Ce qui semble poser problème pour les groupes terroristes tels que le Hamas, le Djihad islamique et même le Hezbollah, c’est la remarquable capacité de résilience de la société israélienne. En dépit des tensions extrêmes, les menaces de l'Iran, les provocations du Hezbollah et les attaques dans le nord du pays, la société israélienne continue de fonctionner de manière relativement normale. J’ai moi-même des contacts en Israël, et ils me rapportent que, malgré la tension, la vie quotidienne se poursuit presque normalement.
Cette résilience profonde de la société israélienne semble mettre à mal les organisations terroristes. Face à cette réalité, ils pourraient intensifier leur recours aux attentats suicides ou à d'autres formes d'attaques, comme les attaques à la bombe ou les attaques armées à l'intérieur du territoire israélien. Leur espoir est d’affecter la résilience de la société israélienne et de la faire douter de sa capacité à maintenir sa normalité. En effet, ils cherchent à briser cette résilience en augmentant la fréquence et la gravité des attaques pour semer le doute et l'angoisse parmi les Israéliens.

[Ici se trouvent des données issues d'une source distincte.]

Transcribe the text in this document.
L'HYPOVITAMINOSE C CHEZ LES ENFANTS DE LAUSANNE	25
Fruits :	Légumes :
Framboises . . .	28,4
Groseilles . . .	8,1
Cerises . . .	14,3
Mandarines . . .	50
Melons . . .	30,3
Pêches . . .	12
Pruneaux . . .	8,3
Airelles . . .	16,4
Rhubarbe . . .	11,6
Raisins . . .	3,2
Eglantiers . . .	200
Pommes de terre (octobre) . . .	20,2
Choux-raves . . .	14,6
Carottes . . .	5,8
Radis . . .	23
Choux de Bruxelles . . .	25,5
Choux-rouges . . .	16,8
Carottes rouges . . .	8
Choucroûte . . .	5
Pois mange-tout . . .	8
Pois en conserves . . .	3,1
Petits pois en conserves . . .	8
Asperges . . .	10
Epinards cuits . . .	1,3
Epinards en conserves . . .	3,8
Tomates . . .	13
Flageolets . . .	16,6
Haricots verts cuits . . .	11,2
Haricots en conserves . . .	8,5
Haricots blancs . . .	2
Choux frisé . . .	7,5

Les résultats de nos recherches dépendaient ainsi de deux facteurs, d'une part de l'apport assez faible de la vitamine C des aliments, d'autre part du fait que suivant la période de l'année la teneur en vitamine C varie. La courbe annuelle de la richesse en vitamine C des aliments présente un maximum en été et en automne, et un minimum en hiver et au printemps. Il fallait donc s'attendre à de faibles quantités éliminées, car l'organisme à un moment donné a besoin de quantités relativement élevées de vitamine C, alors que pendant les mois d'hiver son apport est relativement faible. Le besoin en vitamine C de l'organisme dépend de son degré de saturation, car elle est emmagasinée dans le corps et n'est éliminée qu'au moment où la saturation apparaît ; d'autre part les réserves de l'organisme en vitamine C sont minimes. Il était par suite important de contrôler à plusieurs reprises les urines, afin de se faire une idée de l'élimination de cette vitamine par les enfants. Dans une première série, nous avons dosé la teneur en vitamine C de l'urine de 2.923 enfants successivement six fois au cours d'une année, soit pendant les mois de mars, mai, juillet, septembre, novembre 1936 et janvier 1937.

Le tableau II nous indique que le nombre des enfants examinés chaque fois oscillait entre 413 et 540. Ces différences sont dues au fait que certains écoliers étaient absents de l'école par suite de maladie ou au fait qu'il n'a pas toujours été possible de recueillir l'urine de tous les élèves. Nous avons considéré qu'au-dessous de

En déplacement en Israël, le secrétaire d’État américain Antony Blinken a averti lundi 19 août que les négociations en cours étaient « peut-être » la dernière chance de parvenir à un accord de cessez-le-feu entre Israël et le Hamas dans la bande de Gaza. La nouvelle stratégie du Hamas enterre-t-elle définitivement cette perspective ?
Je ne crois pas du tout à une perspective de cessez-le-feu dans les conditions actuelles, car les visions des deux parties sont totalement antagonistes et très éloignées l’une de l’autre. Pour parvenir à un compromis, il faudrait que les positions des deux parties se rapprochent, ce qui n’est pas le cas actuellement.
Pour simplifier, le gouvernement israélien a pris une décision ferme et irrévocable : le Hamas ne dirigera plus jamais Gaza. De son côté, le Hamas espère revenir à une situation similaire à celle qui existait avant le 7 octobre, c’est-à-dire obtenir un cessez-le-feu qui lui permettrait de continuer à contrôler Gaza.
Sur le terrain, Israël a décidé de maintenir un contrôle strict sur la zone frontalière entre l’Égypte et Gaza, un axe stratégique par lequel transitent armes et contrebande. Israël bloque totalement ces voies de circulation, notamment les tunnels utilisés par le Hamas et le Djihad islamique.
De plus, le corridor Netzarim, un autre axe stratégique à l'intérieur de Gaza, est également sous contrôle israélien. Le Hamas exige un retrait complet de l’armée israélienne de Gaza, une demande que les Israéliens considèrent comme inacceptable.
Israël a compris que la force du Hamas et du Djihad islamique se renforce lorsqu’ils contrôlent un territoire. Pour affaiblir ces organisations, Israël doit les empêcher de contrôler même une petite portion de territoire comme Gaza.